Begonia tubers are available at GardenWorks in early February. Potted begonias arrive in late spring and early summer when we also carry a selection of begonia baskets. Remember, don’t plant begonias out in the garden until all danger of frost has passed. Begonias generally take from 12 to 15 weeks to bloom and will then will keep blooming until the season ends. For earlier blooming, plant your tubers indoors in pots about six weeks before the last frost date in your area.
Begonias need warm, well-drained soil and a spot that is shaded and out of any drafts/wind. They will struggle in full sunlight. Where conditions are not ideal, adapt growing conditions slightly if you can. Containers make it easier to control soil conditions and can be easily moved to minimize exposure to sun, heat and wind.

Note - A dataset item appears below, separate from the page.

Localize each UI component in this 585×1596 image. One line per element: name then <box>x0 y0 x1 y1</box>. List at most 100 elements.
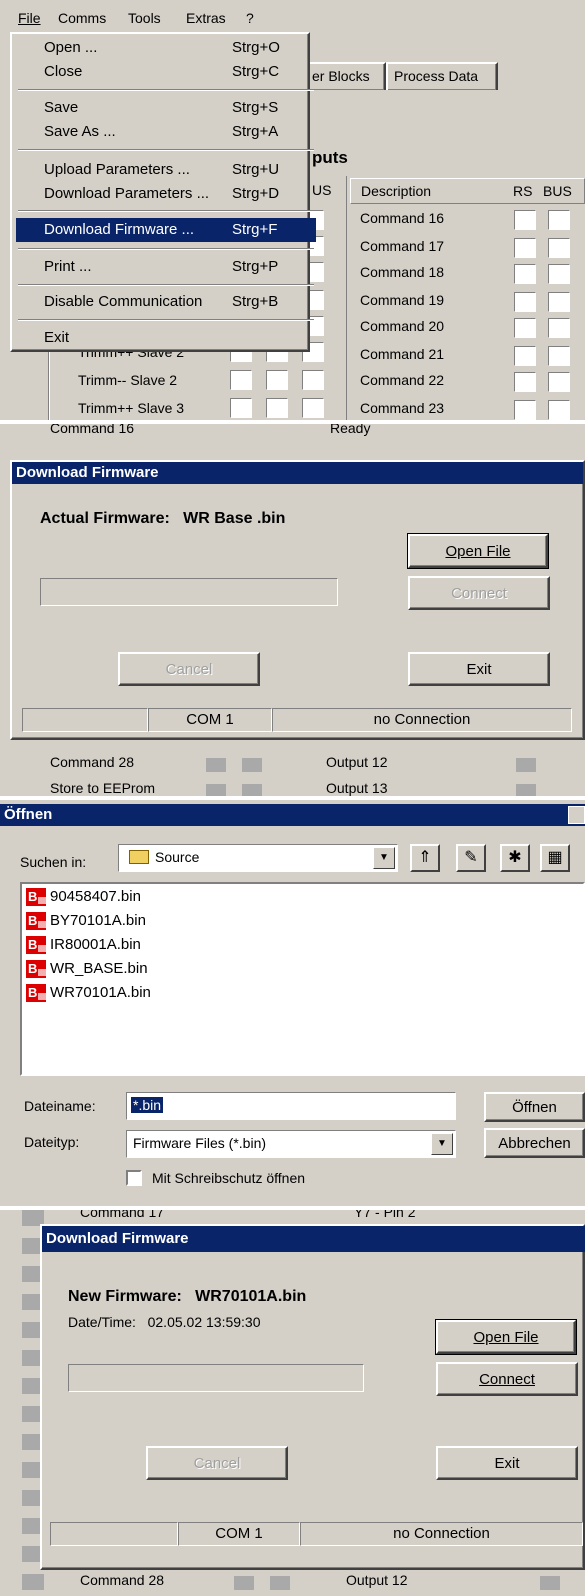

Starting Indoors for Earlier Blooms
Select begonia tubers that are firm to the touch. When possible, plant them indoors about six weeks before local planting dates, when the threat frosts is past. Choose clean containers, at least 5-7cm (2-3”) deep, with a drainage hole. Use a commercial potting soil mixed with both peat moss and sand. That way the soil will stay moist but not soggy. Place tubers in the soil mix with their convex (rounded out) side pressed gently onto the surface of the soil. Cover with about 1.5cm (1/2”) of soil and water well. A warm humid setting is optimal for promoting growth. Keep the soil moist, but not wet, and never let it dry out completely. When the shoots reach 15-20cm (6-8”) tall, all threat of frost should be past and your begonia can be transplant the out into the garden or a container.

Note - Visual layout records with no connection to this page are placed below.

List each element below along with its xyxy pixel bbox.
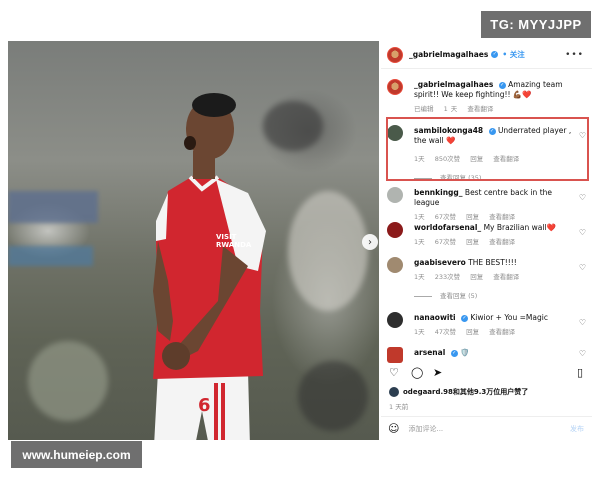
commenter-username[interactable]: worldofarsenal_ xyxy=(414,223,481,232)
comment-likes[interactable]: 233次赞 xyxy=(435,273,460,281)
blurred-banner xyxy=(8,246,93,266)
comment-bubble-icon[interactable]: ◯ xyxy=(411,366,423,379)
comment-meta: 1天 67次赞 回复 查看翻译 xyxy=(414,212,579,222)
verified-badge-icon: ✓ xyxy=(450,349,458,357)
next-image-arrow-icon[interactable]: › xyxy=(362,234,378,250)
caption-meta: 已编辑 1 天 查看翻译 xyxy=(414,104,579,114)
caption-avatar[interactable] xyxy=(387,79,403,95)
verified-badge-icon: ✓ xyxy=(498,81,506,89)
like-comment-heart-icon[interactable]: ♡ xyxy=(579,318,586,327)
comment-likes[interactable]: 67次赞 xyxy=(435,238,456,246)
author-username[interactable]: _gabrielmagalhaes xyxy=(409,50,488,59)
comment-input[interactable]: 添加评论... xyxy=(408,424,443,434)
comments-panel: _gabrielmagalhaes ✓ • 关注 ••• _gabrielmag… xyxy=(381,41,592,440)
author-avatar[interactable] xyxy=(387,46,403,63)
like-heart-icon[interactable]: ♡ xyxy=(389,366,399,379)
watermark-bottom: www.humeiep.com xyxy=(11,441,142,468)
edited-label: 已编辑 xyxy=(414,105,434,113)
blurred-crowd xyxy=(298,361,368,431)
comment-text: Kiwior + You =Magic xyxy=(470,313,548,322)
watermark-top: TG: MYYJJPP xyxy=(481,11,591,38)
save-bookmark-icon[interactable]: ▯ xyxy=(577,366,583,379)
follow-button[interactable]: • 关注 xyxy=(502,49,524,60)
liker-avatar xyxy=(389,387,399,397)
commenter-username[interactable]: bennkingg_ xyxy=(414,188,463,197)
reply-button[interactable]: 回复 xyxy=(466,328,479,336)
see-translation-link[interactable]: 查看翻译 xyxy=(467,105,493,113)
commenter-avatar[interactable] xyxy=(387,347,403,363)
commenter-username[interactable]: nanaowiti xyxy=(414,313,456,322)
commenter-avatar[interactable] xyxy=(387,312,403,328)
commenter-avatar[interactable] xyxy=(387,187,403,203)
verified-badge-icon: ✓ xyxy=(461,314,468,322)
sponsor-text-bottom: RWANDA xyxy=(216,241,252,249)
comment-text: 🛡️ xyxy=(460,348,470,357)
comment-time: 1天 xyxy=(414,273,425,281)
commenter-avatar[interactable] xyxy=(387,257,403,273)
reply-button[interactable]: 回复 xyxy=(466,238,479,246)
reply-button[interactable]: 回复 xyxy=(466,213,479,221)
view-replies-link[interactable]: 查看回复 (5) xyxy=(414,291,579,301)
like-comment-heart-icon[interactable]: ♡ xyxy=(579,228,586,237)
comment-meta: 1天 233次赞 回复 查看翻译 xyxy=(414,272,579,282)
post-comment-button[interactable]: 发布 xyxy=(570,424,584,434)
post-date: 1 天前 xyxy=(389,403,409,411)
blurred-crowd xyxy=(28,341,108,421)
like-comment-heart-icon[interactable]: ♡ xyxy=(579,263,586,272)
highlight-box xyxy=(386,117,589,181)
comment-time: 1天 xyxy=(414,213,425,221)
see-translation-link[interactable]: 查看翻译 xyxy=(489,213,515,221)
like-comment-heart-icon[interactable]: ♡ xyxy=(579,349,586,358)
comment-time: 1天 xyxy=(414,238,425,246)
sponsor-text-top: VISIT xyxy=(216,233,237,241)
emoji-smile-icon[interactable]: ☺ xyxy=(388,422,399,435)
reply-button[interactable]: 回复 xyxy=(470,273,483,281)
likes-text: odegaard.98和其他9.3万位用户赞了 xyxy=(403,388,529,396)
comment-meta: 1天 67次赞 回复 查看翻译 xyxy=(414,237,579,247)
comment-meta: 1天 47次赞 回复 查看翻译 xyxy=(414,327,579,337)
likes-summary[interactable]: odegaard.98和其他9.3万位用户赞了 xyxy=(389,387,528,397)
commenter-username[interactable]: arsenal xyxy=(414,348,445,357)
blurred-crowd xyxy=(288,191,368,311)
comment-likes[interactable]: 47次赞 xyxy=(435,328,456,336)
shirt-number: 6 xyxy=(198,395,211,416)
comment-likes[interactable]: 67次赞 xyxy=(435,213,456,221)
see-translation-link[interactable]: 查看翻译 xyxy=(493,273,519,281)
comment-text: My Brazilian wall❤️ xyxy=(483,223,556,232)
like-comment-heart-icon[interactable]: ♡ xyxy=(579,193,586,202)
comment-composer: ☺ 添加评论... 发布 xyxy=(381,416,592,440)
commenter-username[interactable]: gaabisevero xyxy=(414,258,466,267)
comment-text: THE BEST!!!! xyxy=(468,258,517,267)
share-send-icon[interactable]: ➤ xyxy=(433,366,442,379)
more-options-icon[interactable]: ••• xyxy=(565,50,584,60)
caption-time: 1 天 xyxy=(443,105,458,113)
verified-badge-icon: ✓ xyxy=(491,51,499,58)
view-replies-label: 查看回复 (5) xyxy=(440,292,478,300)
comment-time: 1天 xyxy=(414,328,425,336)
post-header: _gabrielmagalhaes ✓ • 关注 ••• xyxy=(381,41,592,69)
see-translation-link[interactable]: 查看翻译 xyxy=(489,238,515,246)
blurred-banner xyxy=(8,191,98,223)
see-translation-link[interactable]: 查看翻译 xyxy=(489,328,515,336)
player-figure: 6 VISIT RWANDA xyxy=(153,93,266,440)
screenshot-frame: 6 VISIT RWANDA › ● TG: MYYJJPP www.humei… xyxy=(0,0,600,480)
caption-username[interactable]: _gabrielmagalhaes xyxy=(414,80,493,89)
action-bar: ♡ ◯ ➤ ▯ xyxy=(389,366,589,380)
commenter-avatar[interactable] xyxy=(387,222,403,238)
post-photo[interactable]: 6 VISIT RWANDA › ● xyxy=(8,41,379,440)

Plant Outdoors After Frosts Have Passed
Plant tuberous begonias in a rich, well-drained, moisture retentive soil. Space plants one per square foot. Remember begonias do not like hot sun, so keep them away from direct sunlight and midday heat. In cooler climates, direct morning and late afternoon sun are okay. Wind can dry out the plants, and hanging baskets are especially susceptible to being dried out in a windy location.
Keep the soil moist, but don’t over water and try to avoid water sitting on the leaves (water the soil not the leaves). Begonias are not heavy feeders but a light application of fertilizer or compost and/or well-rotted manure is helpful for optimal performance.
For sturdier plants, pinch off extra or “leggy stems” when the plants are developing. Keep the strongest three stems and nip off any others. For fewer but bigger flowers, pinch off early developing flowers, until the plant reaches 25cm (10”) tall. Keep in mind that most upright-flowering plants will need staking.
In fall when night frosts hit, begonia season is over. Either bid begonias adieu as annuals or prior to a killing frost, lift the tubers and store them for the winter. To store them, let the tubers dry for several days, then layer them in peat in a cool dry place (7-10°C). Next spring, replant the plump, healthy tubers for another season of bloom.